The importance of vulnerability when healing from grief

Stories of long and emotional fertility journeys followed by the birth of a gorgeous, healthy and beautiful baby are wonderful, and inspirational, and can offer a real sense of hope and light when you are feeling at your lowest

However, for us at IVF babble it is equally important to listen to the stories that didn’t have the fairy tale ending. The brave, defiant and incredibly strong men and women who tragically didn’t get their beautiful baby also have their stories to tell and we always listen. We would like to tell you about Monica.

For Monica, there’s one photo that elicits two intense emotions

Pictured with her husband at a conference, it shows them beaming, and triggers both “immense joy and unbelievable loss”.

It was two months after the couple discovered Monica was pregnant, and the couple had had been “laughing and conspiring” about how to keep the pregnancy a secret at the conference.

Working in women’s health, Monica knew all too well the pain and reality of pregnancy loss, and together they’d decided not to tell anyone until they’d got through the first trimester

Whilst preparing for the conference, Monica was in a dilemma. “I had bought a new dress for the speaker dinner (the one in the picture) and we laughed at the waste of money as I probably wasn’t going to fit into it by then.

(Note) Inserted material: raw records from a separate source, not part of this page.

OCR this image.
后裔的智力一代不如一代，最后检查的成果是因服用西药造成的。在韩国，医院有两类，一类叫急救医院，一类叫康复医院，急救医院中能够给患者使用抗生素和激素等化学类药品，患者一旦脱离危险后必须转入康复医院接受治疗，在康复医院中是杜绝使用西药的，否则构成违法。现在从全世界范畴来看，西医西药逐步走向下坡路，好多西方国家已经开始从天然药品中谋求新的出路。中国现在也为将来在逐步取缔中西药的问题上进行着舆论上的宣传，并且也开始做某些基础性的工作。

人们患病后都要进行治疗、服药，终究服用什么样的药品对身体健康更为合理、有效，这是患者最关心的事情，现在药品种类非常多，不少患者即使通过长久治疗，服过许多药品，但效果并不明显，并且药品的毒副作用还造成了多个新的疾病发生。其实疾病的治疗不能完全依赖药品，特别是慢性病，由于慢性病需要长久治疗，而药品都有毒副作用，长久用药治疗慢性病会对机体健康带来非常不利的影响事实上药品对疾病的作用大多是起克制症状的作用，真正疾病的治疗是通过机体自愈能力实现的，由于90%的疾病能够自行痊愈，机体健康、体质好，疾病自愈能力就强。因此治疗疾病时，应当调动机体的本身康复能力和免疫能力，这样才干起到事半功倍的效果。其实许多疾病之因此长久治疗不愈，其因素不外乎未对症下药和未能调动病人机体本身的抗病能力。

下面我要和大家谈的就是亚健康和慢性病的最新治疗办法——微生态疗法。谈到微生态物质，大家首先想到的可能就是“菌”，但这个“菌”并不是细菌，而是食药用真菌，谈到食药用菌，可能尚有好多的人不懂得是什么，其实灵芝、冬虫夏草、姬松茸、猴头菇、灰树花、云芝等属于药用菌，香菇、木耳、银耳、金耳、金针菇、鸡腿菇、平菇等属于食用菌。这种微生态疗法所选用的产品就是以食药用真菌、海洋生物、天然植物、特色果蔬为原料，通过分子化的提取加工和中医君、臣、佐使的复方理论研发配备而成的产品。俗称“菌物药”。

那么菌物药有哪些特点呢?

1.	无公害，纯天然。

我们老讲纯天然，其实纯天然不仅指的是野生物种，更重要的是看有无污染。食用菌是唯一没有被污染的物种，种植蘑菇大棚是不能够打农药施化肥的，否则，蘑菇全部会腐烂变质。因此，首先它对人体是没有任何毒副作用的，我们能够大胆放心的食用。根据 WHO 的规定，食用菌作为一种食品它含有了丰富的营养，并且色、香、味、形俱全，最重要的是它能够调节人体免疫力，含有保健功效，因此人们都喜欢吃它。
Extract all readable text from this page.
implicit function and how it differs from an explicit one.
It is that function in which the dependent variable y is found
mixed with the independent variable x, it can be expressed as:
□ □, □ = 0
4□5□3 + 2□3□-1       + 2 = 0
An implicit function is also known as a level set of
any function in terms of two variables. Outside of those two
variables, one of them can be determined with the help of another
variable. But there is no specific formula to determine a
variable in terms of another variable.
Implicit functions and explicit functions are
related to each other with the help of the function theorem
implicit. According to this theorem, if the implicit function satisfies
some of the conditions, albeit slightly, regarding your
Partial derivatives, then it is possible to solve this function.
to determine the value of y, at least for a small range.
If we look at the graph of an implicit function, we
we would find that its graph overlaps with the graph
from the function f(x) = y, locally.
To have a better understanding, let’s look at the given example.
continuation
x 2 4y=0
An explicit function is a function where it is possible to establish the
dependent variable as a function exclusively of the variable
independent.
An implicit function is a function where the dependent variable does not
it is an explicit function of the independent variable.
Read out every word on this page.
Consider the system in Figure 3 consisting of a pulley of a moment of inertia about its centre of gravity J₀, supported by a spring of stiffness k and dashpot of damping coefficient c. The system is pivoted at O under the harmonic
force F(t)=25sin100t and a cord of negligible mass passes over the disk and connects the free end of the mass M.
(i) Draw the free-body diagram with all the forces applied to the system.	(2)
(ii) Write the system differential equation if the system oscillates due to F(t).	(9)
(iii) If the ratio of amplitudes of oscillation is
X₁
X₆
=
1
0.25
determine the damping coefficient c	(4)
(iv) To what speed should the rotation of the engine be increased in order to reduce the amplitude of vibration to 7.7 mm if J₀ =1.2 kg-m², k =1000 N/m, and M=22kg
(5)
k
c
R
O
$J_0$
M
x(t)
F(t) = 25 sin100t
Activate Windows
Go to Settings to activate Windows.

How was I going to explain why I wasn’t drinking without revealing that I was pregnant to a roomful of woman’s health specialists who can sniff out a pregnant woman a mile away?”

But sadly, Monica was able to wear the dress, and drink wine, because she lost the pregnancy

Monica says, “On the day that I found out, I watched as my OB/GYN’s expression changed from happy curiosity to confusion and then despair as he futilely searched for the baby’s heartbeat at the ultrasound appointment that I had (idiotically) scheduled on my birthday.

I almost felt worse for him than I felt for myself, when he had to tell me that the baby had stopped growing, the pregnancy was essentially lost”

She was then given options, and chose to have a D & C. Monica worked at a fertility clinic and her manager had a holiday booked, so she needed to help provide cover – performing ultrasounds on pregnant women. For most of us, this would cause an unbelievable amount of pain and upset.

Monica, with the help of close friends and her husband, made it through that week, providing clinical services to women who needed her. She says the evenings were incredibly tough after being so fully functional during the day.

In her role educating nurses Monica teaches nurses what not to say when someone experiences a loss. But when it came to her own grief, with “no time or space to grieve” Monica felt stuck

All her understanding of grief handling “unravelled by the physical and emotional pain that a pregnancy loss can generate”.

Wanting to be brave, but really understanding what that meant in her own situation, Monica remembered something she’d read. “Being emotionally brave isn’t a gift or inherited trait, it’s something that you work towards in small increments. It’s forcing yourself out of your comfort zone and doing brave little things on a regular basis until the pit in your stomach lessons or subsides, until your breathing is less shallow or your throat less tight.”

During the months that followed, the tough times came unannounced, with an unkind word Monica would herself say, or when she was struggling to get out of bed, even on a bright Spring morning

But as time passed, Monica was able to find a small piece of gratefulness and a true understanding of grief through the feelings of loss and inadequacy. She realised that no matter how strong her feelings, they couldn’t hurt her. “Emotions are simply energy that is flowing through your body at that moment, and they can either pass through or get stuck. How long they take to pass and their level of intensity can differ, but I knew I had to allow them because I didn’t want to be stuck.”

Monica ponders why our world defines bravery as being stoic with grief, or that crying when we feel sad is defined as a bad thing

“You can’t escape or postpone pain, it will find its way out, so better to let yourself feel what you are feeling in that moment and many moments to come.”

She warns that suppressing our emotions is harmful and believes that allowing ourselves to be vulnerable is the real bravery. As a caregiver, it’s important that she learned to ask for help and support.

Monica, we cherish you as a friend and we’re honoured to help you tell your story of your journey towards vulnerability and coping with pregnancy loss.